Moises Martinez Velasco
Medium of Work:
Oaxaca: It’s a setting renowned for its picture-postcard beauty and unique cuisine. Native to its lush landscape is a plant that flourishes along the Pacific coastline but also inland, and from which comes that most hypnotic, potently dark blue of all: indigo. For many years, Velasco has incorporated both indigo and crimson—which derives from cochineal, made from the tiny dactylopius coccus mite that feeds on the nopal cactus—as natural dyes for his silk textiles, which are unparalleled for their depth of color and dazzling patterns.
In San Pedro Cajonos, tucked in Mexico’s lofty Sierra Norte region, village artists raise their own silk worms, both gathered from the wild or cultivated. In fact, it’s an area so renowned for silk production, that it’s been dubbed by some as “the silk village.” Velasco uses a backstrap loom to make not only the rebozos, long rectangular textiles used for a range of purposes, for which he first gained acclaim, but also for scarves, shirts, and even jewelry. Raw silk can only be harvested twice annually, with an estimated 20,000 silkworms required to yield less than half a dozen rebozos.

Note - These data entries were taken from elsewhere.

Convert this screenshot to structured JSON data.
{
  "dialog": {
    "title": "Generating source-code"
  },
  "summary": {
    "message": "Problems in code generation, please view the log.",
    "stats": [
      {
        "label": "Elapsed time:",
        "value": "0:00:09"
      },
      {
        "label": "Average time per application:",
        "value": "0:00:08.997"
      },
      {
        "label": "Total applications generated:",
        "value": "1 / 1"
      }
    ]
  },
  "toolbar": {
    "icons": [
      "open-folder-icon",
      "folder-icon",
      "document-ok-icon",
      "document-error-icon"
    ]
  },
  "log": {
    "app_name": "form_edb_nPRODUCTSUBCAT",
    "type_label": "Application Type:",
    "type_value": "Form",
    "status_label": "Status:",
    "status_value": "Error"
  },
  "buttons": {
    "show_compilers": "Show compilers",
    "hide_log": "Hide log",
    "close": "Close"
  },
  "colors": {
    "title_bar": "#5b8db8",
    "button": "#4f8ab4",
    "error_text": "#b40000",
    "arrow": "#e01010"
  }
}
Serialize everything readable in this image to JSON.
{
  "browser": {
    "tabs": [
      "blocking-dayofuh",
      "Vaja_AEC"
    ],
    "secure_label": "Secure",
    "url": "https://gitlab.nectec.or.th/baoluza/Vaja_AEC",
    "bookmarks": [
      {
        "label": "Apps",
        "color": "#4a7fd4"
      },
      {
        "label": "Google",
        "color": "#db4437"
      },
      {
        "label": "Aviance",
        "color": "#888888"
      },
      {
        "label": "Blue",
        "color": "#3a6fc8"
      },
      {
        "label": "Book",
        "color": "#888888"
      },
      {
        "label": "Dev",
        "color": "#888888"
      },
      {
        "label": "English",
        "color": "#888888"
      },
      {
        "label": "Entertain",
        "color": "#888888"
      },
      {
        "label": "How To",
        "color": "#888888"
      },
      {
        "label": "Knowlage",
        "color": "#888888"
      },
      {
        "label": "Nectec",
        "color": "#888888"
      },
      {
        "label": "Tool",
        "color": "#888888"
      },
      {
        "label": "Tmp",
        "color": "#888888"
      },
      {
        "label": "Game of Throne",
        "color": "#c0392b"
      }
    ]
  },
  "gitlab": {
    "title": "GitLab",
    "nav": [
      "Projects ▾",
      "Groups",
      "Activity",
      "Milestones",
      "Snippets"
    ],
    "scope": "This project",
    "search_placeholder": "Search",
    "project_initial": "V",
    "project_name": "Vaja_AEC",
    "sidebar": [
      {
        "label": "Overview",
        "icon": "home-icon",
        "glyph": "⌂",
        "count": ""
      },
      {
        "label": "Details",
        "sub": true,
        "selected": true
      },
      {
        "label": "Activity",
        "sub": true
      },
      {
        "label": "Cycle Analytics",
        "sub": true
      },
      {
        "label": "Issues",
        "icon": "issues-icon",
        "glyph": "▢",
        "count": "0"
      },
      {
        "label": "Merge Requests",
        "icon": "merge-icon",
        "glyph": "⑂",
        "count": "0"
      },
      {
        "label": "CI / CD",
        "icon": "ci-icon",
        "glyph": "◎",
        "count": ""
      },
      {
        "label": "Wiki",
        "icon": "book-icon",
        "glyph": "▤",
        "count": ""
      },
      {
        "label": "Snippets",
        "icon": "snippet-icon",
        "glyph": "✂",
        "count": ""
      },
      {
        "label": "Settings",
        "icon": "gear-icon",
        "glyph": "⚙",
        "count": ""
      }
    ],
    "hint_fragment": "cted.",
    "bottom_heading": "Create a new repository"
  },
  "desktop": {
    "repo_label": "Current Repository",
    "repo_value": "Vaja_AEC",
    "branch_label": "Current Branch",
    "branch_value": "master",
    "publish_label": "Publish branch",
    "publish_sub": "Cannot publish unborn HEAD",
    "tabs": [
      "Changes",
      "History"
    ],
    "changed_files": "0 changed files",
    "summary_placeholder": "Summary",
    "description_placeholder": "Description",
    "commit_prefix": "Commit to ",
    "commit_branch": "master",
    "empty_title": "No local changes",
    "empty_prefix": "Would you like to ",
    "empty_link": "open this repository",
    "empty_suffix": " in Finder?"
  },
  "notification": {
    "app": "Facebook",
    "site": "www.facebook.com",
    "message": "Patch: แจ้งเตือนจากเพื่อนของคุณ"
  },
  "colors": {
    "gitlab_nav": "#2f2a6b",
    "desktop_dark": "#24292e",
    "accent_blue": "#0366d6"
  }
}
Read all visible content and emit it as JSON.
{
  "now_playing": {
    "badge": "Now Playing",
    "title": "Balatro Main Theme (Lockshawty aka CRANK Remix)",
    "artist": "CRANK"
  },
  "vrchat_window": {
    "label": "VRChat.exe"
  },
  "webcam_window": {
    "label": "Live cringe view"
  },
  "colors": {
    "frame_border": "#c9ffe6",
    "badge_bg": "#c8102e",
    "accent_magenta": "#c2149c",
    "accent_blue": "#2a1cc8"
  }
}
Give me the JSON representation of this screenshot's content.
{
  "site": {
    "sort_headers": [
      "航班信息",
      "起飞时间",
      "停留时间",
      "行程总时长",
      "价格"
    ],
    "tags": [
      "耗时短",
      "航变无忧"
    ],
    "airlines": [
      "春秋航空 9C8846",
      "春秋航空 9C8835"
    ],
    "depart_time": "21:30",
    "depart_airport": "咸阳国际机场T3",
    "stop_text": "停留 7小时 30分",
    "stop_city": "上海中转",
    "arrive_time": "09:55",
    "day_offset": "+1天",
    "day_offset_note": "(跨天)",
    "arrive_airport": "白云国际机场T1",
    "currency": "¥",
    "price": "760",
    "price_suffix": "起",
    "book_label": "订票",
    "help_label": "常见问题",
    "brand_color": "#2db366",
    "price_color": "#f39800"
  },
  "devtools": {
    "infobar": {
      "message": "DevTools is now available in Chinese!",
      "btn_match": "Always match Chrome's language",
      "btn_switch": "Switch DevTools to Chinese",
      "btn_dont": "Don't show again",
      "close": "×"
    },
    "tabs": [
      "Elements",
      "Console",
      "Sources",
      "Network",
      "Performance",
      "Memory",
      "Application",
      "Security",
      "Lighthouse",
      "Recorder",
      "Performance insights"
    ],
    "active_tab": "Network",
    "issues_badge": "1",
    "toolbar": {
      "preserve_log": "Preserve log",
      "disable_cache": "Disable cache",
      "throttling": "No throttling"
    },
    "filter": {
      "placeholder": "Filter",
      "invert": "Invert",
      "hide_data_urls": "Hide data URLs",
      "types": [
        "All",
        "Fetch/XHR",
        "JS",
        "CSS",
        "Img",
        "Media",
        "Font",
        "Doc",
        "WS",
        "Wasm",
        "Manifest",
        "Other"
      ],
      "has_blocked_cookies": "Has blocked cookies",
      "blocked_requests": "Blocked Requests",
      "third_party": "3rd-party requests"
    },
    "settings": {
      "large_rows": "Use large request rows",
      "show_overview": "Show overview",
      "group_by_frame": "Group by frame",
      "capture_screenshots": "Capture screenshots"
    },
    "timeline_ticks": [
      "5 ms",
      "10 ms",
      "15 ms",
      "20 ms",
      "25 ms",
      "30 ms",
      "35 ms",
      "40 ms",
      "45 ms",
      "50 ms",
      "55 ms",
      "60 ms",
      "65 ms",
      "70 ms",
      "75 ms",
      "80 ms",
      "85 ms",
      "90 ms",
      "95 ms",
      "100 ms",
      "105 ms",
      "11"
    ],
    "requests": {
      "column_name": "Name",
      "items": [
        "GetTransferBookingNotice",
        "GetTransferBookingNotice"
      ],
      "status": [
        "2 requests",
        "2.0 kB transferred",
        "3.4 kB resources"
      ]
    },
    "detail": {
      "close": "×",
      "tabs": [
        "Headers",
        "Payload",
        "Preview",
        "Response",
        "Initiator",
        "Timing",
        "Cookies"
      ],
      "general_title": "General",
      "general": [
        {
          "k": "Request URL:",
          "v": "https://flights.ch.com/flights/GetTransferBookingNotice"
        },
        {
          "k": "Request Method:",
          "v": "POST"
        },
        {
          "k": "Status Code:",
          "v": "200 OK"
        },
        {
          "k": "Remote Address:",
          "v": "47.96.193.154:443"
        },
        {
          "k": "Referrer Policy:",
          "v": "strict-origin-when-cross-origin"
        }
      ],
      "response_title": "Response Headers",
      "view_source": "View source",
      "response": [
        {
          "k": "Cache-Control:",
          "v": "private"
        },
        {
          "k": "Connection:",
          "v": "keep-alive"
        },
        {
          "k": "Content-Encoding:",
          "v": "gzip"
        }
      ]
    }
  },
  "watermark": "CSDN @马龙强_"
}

Velasco got his start as a weaver at 14 years old, when he began crafting the rebozos, which can be used as baby slings, shawls, or for a number of other purposes. Because of his fine technique and attention to detail, Velasco quickly gained popularity, and the young artist soon expanded his range of products to include bags and other accessories—now, Velasco offers a broad range of vibrant, truly unique items.